Esta é mais uma concretização em dispositivos constitucionais da responsabilidade tripartite, ou seja, atribuir a três entes, para que sejam concretizados direitos fundamentais. Esta característica não é exclusiva apenas dos direitos dos idosos, é peculiar também aos direitos da Criança e do Adolescente, do Meio Ambiente e outros direitos sociais.

Neste contexto, a Política Nacional do Idoso, art. 4º, VIII, da Lei nº 8.842/94, visa assegurar a priorização do atendimento do idoso em órgãos públicos e privados prestadores de serviços, quando em situação de abandono e sem família, devendo receber do Estado/Entidades uma assistência asilar condigna. No artigo 3°, inciso I, da Lei citada, temos como um de seus princípios o dever que têm a família, a sociedade e o Estado de assegurar ao idoso todos os direitos da cidadania, garantindo sua participação na comunidade, defendendo sua dignidade, bem estar e o direito à vida.

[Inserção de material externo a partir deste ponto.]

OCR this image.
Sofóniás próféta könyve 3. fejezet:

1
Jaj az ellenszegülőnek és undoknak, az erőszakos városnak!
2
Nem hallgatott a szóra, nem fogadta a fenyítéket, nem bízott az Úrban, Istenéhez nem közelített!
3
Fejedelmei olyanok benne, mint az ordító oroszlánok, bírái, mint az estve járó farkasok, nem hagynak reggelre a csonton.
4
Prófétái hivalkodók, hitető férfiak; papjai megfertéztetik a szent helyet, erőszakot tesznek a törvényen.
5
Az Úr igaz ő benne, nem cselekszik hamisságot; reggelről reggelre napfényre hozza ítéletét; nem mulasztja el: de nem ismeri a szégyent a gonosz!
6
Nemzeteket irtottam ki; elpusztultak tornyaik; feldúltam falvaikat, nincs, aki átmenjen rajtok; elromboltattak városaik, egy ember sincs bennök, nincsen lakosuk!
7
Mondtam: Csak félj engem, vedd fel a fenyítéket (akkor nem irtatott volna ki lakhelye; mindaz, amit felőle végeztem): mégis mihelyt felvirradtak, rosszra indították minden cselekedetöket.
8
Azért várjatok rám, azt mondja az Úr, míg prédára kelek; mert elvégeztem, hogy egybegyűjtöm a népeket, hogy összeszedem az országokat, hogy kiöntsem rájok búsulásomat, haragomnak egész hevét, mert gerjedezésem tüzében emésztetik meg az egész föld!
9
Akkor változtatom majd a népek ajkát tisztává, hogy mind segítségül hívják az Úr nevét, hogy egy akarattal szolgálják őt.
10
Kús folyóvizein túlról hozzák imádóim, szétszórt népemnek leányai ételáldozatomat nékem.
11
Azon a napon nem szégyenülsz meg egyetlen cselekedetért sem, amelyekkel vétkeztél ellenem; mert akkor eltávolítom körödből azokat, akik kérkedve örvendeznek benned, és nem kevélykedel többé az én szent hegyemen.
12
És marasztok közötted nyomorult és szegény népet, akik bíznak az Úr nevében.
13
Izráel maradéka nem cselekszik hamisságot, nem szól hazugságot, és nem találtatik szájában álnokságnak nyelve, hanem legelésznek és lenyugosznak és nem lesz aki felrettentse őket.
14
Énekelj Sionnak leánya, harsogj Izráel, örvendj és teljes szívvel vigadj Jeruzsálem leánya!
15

Dentro desta ótica, é que encontramos em todo o Texto Constitucional, o denominado Controle Social de Políticas Públicas, cuja presença é condição para a concretização de todos os direitos fundamentais, pois atribuir esta responsabilidade apenas aos Poderes Estatais e ao Ministério Público, é uma falácia, vez que foge a dinâmica imposta pelo Constituinte de 1988. Técnicas do orçamento participativo, as Conferências Municipais, Estaduais e Nacionais de Políticas Públicas, bem como os conselhos deliberativos, demonstram a necessidade da participação popular.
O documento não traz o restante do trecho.